Son of Saul opens at Music Box, plus more new reviews and notable screenings

notable screenings

László Nemes’s acclaimed Holocaust drama Son of Saul opens Friday at Music Box, and longtime Reader contributor Jonathan Rosenbaum weighs in with a four-star review. We’ve also got new reviews of: Anesthesia, an indie ensemble drama featuring Kristen Stewart, Sam Waterston, Gretchen Mol, Michael K. Williams, and Tim Blake Nelson (who also directed); The Barkley Marathons: The Race That Eats Its Young, a documentary about the annual footrace that leads through Tennessee’s treacherous Frozen Head State Park; Cemetery of Splendor and Mekong Hotel, the two most recent films by Thai filmmaker (and SAIC graduate) Apichatpong Weerasethakul, who will attend the Monday screening of Cemetery; The 5th Wave, a sci-fi adventure about invading aliens that stars Chloe Grace Moretz; and The Finest Hours, a Disney drama about the daring U.S. Coast Guard rescue of a commercial tanker that split in two during a storm off the Massachusetts coast in 1952.

Best bets for repertory: Hou Hsiao-hsien’s The Assassin (2015), Saturday and Sunday at University of Chicago Doc Films; Ronit Bezalel’s 70 Acres in Chicago: Cabrini Green (2015), Friday through Sunday at Gene Siskel Film Center; Carl Reiner’s Dead Men Don’t Wear Plaid (1982), Wednesday at Doc; Martin Scorsese’s Goodfellas (1990), Friday and Sunday at Doc; Fred Zinnemann’s Julia (1977), Thursday at Doc; Charles Chaplin’s The Kid (1921), Tuesday at Film Center with a lecture by Pamela Robertson Wojcik of Notre Dame University; John Stahl’s Leave Her to Heaven (1945), Wednesday at Northbrook Public Library; Stanley Donen and Gene Kelly’s On the Town (1949), Monday at Doc; Seijun Suzuki’s Pistol Opera (2001), Saturday at Film Center; and Steve James’s Stevie (2002), Friday at Northwestern University Block Museum of Art, with James attending.
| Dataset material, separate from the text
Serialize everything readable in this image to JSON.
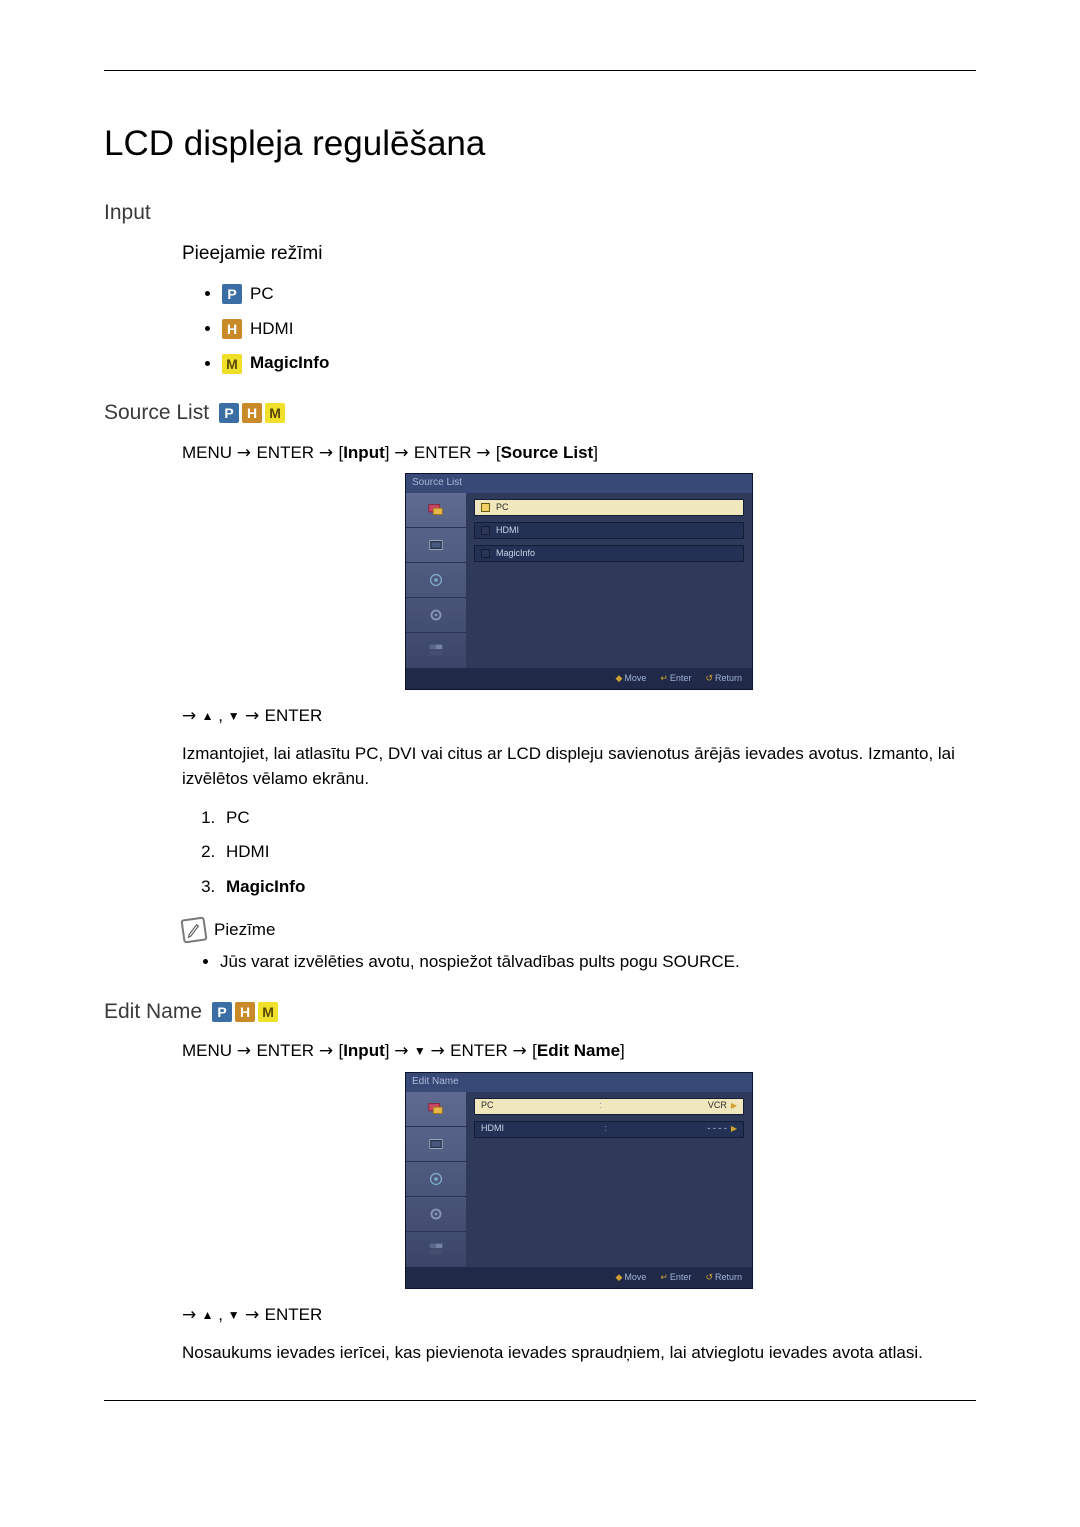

Don’t miss these special events; As Above So Below, a program of award-winning local shorts from last year’s Chicago Underground Film Festival, Friday at Co-Prosperity Sphere; Paul Sharits, a documentary on the experimental filmmaker, Thursday at Block; and Chaplin’s Shoulder Arms (1918), Friday at Filament Theatre, presented by the Silent Film Society of Chicago.